In her 2010 novel The Cookbook Collector, Allegra Goodman describes the egoism of Jonathan Tilghman, head of the fictional (and now unfortunately named) data-security company ISIS: “Jonathan thought about his day, not other peoples’. He meted his own stride.”
This is something of a first principle for Goodman: we are all always meting our own stride, attending more closely to our desires and fears than to those of others. Goodman’s novels, including Intuition (2006) and Kaaterskill Falls (1998), ask how we might expand our circle of interest and care, how we might move away from our natural egoism and towards what George Eliot called “immense sympathy without check.” Goodman also asks what role art might play in such a sympathetic expansion.
The Chalk Artist, set for release on June 13 by Dial Press, is Goodman’s sixth novel. Set in Cambridge, Massachusetts, the novel focuses on three characters: Aidan, a teenager obsessed with a video game called UnderWorld; Collin, a talented artist specializing in chalk who has recently begun to work for the company that produces the games Aidan so loves; and Nina, a high-school teacher who brings the various narrative threads together. (She teaches Aidan, dates Collin, and counts the gaming company’s founder, Viktor, as her father.)
The novel engages with many of Goodman’s familiar concerns: the relationship between science and art (Goodman writes as well on science and research as any novelist around, and her husband is a professor of computer science at MIT); the competing demands of work and life, professional ambition and personal happiness; and the nature of sympathy—how it is both a moral and an imaginative faculty. In its descriptions of gaming, The Chalk Artist also contains brilliant and sustained passages of world-building: the intricate, immersive descriptions of sublime landscapes and creatures we tend to encounter in works of fantasy rather than in works of realism.
Goodman and I spoke recently by e-mail.
Anthony Domestico: In a previous interview, you said that “believing in God and being a Jew who embraces the religious aspects of Judaism is actually very liberating, because you don’t have to identify with all the cultural stuff … If you do believe in God, it’s a given. You don’t have to talk about it anymore, so it’s freeing yourself up to be Jewish in other ways.” Has believing in God liberated you in any way as a novelist, freed you up to do things you otherwise wouldn’t or couldn’t have done?
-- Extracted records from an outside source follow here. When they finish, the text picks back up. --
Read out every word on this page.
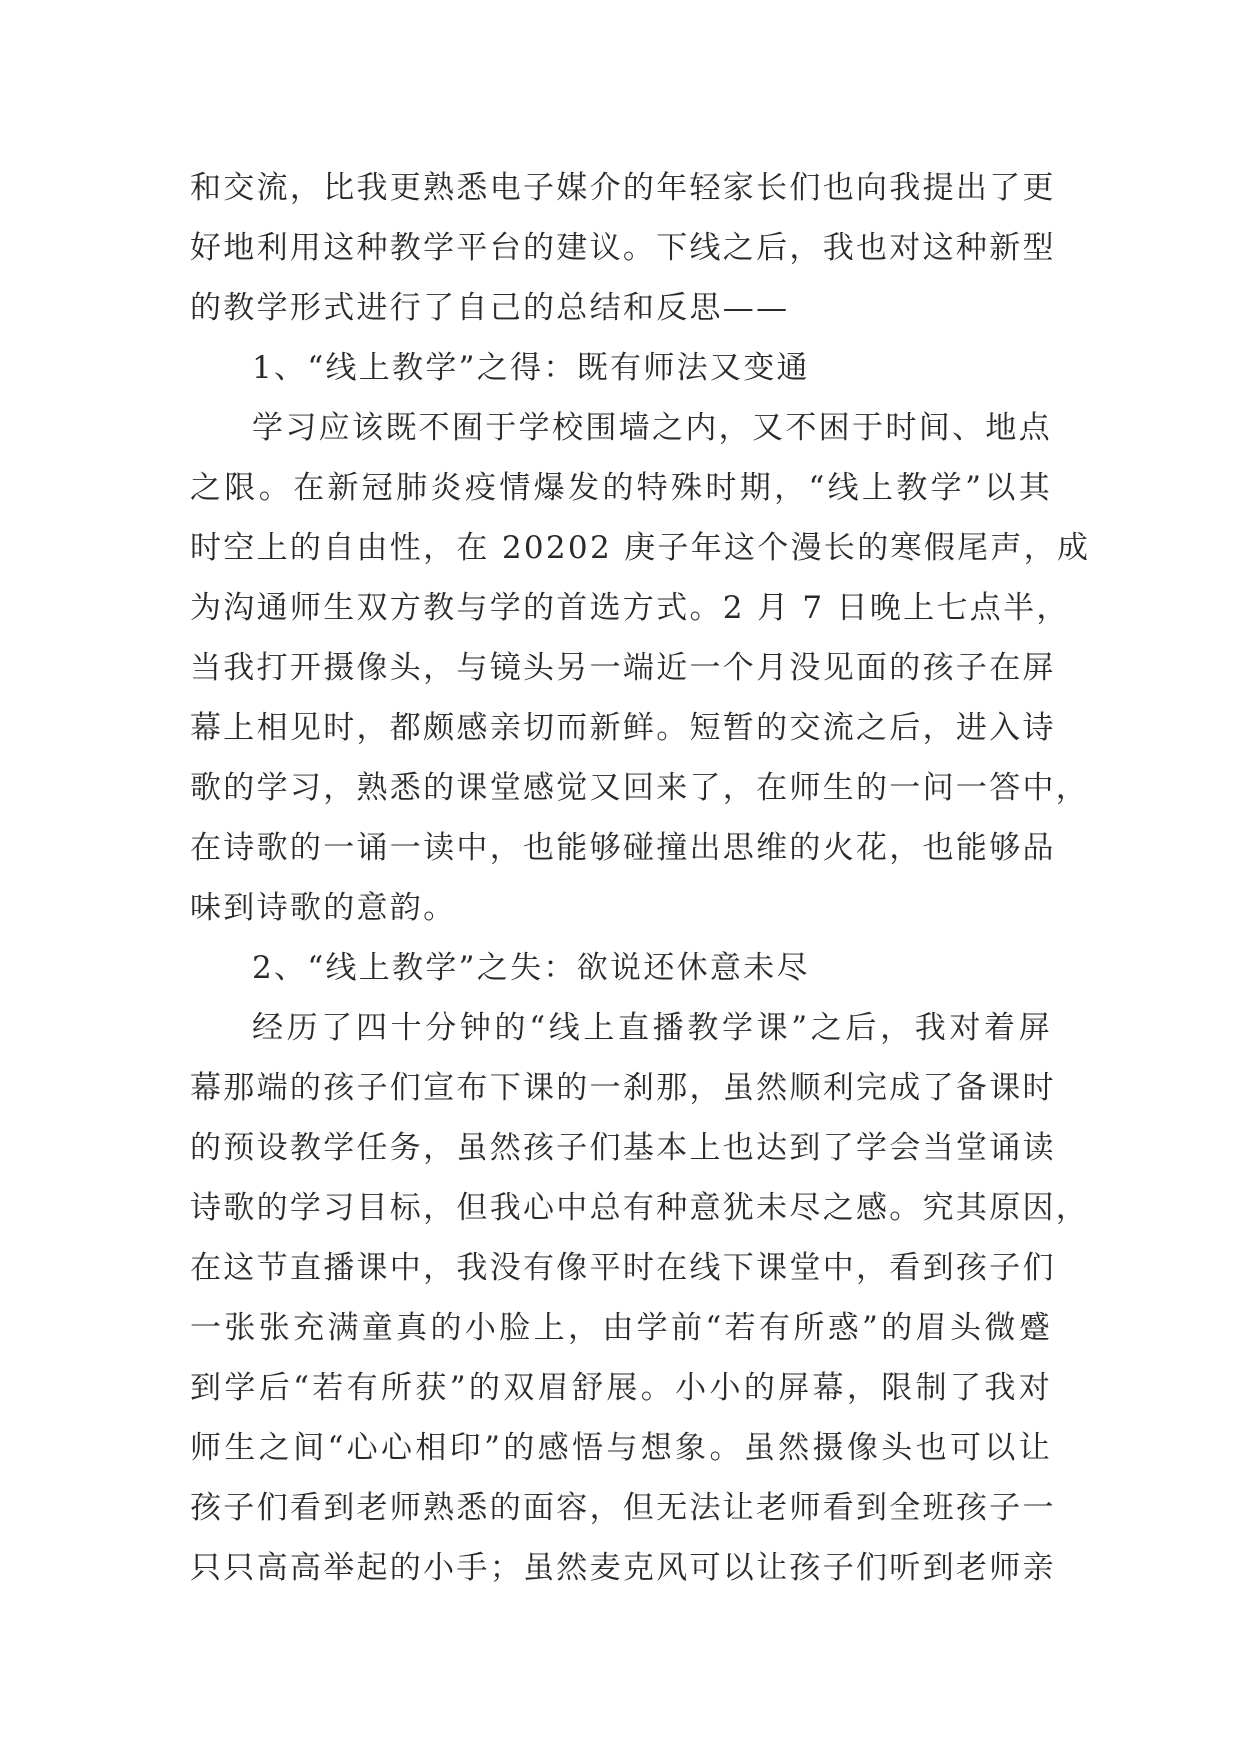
和交流，比我更熟悉电子媒介的年轻家长们也向我提出了更
好地利用这种教学平台的建议。下线之后，我也对这种新型
的教学形式进行了自己的总结和反思——
1、“线上教学”之得：既有师法又变通
学习应该既不囿于学校围墙之内，又不困于时间、地点
之限。在新冠肺炎疫情爆发的特殊时期，“线上教学”以其
时空上的自由性，在 20202 庚子年这个漫长的寒假尾声，成
为沟通师生双方教与学的首选方式。2 月 7 日晚上七点半，
当我打开摄像头，与镜头另一端近一个月没见面的孩子在屏
幕上相见时，都颇感亲切而新鲜。短暂的交流之后，进入诗
歌的学习，熟悉的课堂感觉又回来了，在师生的一问一答中，
在诗歌的一诵一读中，也能够碰撞出思维的火花，也能够品
味到诗歌的意韵。
2、“线上教学”之失：欲说还休意未尽
经历了四十分钟的“线上直播教学课”之后，我对着屏
幕那端的孩子们宣布下课的一刹那，虽然顺利完成了备课时
的预设教学任务，虽然孩子们基本上也达到了学会当堂诵读
诗歌的学习目标，但我心中总有种意犹未尽之感。究其原因，
在这节直播课中，我没有像平时在线下课堂中，看到孩子们
一张张充满童真的小脸上，由学前“若有所惑”的眉头微蹙
到学后“若有所获”的双眉舒展。小小的屏幕，限制了我对
师生之间“心心相印”的感悟与想象。虽然摄像头也可以让
孩子们看到老师熟悉的面容，但无法让老师看到全班孩子一
只只高高举起的小手；虽然麦克风可以让孩子们听到老师亲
Has it allowed you to explore certain material, or tell certain stories, or inhabit a certain kind of mind?
Allegra Goodman: For many American-Jewish writers, the dominant motifs have been cultural, secular, sometimes comic, often satirical. Writing about the religious component of Judaism, I found my own themes independent of the New York experience and the immigrant experience. (I did not grow up in New York, and my parents were not immigrants). In novels like Kaaterskill Falls, I’ve been able to write sympathetically about religious people—and beyond that, I’ve been able to take a religious point of view—because belief does not anger or embarrass me.
AD: What contemporary writers do you think are doing particularly interesting work exploring the nature of religious belief and experience?
AG: Marilynne Robinson is the one who comes to mind. Her novel Gilead and its sequels develop rigorous and moving inquiries of faith, forgiveness, sin, and redemption. I can think of many other writers who doing interesting work, but novelists such as Kazuo Ishiguro, Zadie Smith, and Elena Ferrante write about race, gender-roles, culture, class—questions of individual and national identity. They dramatize ethical dilemmas outside a religious framework.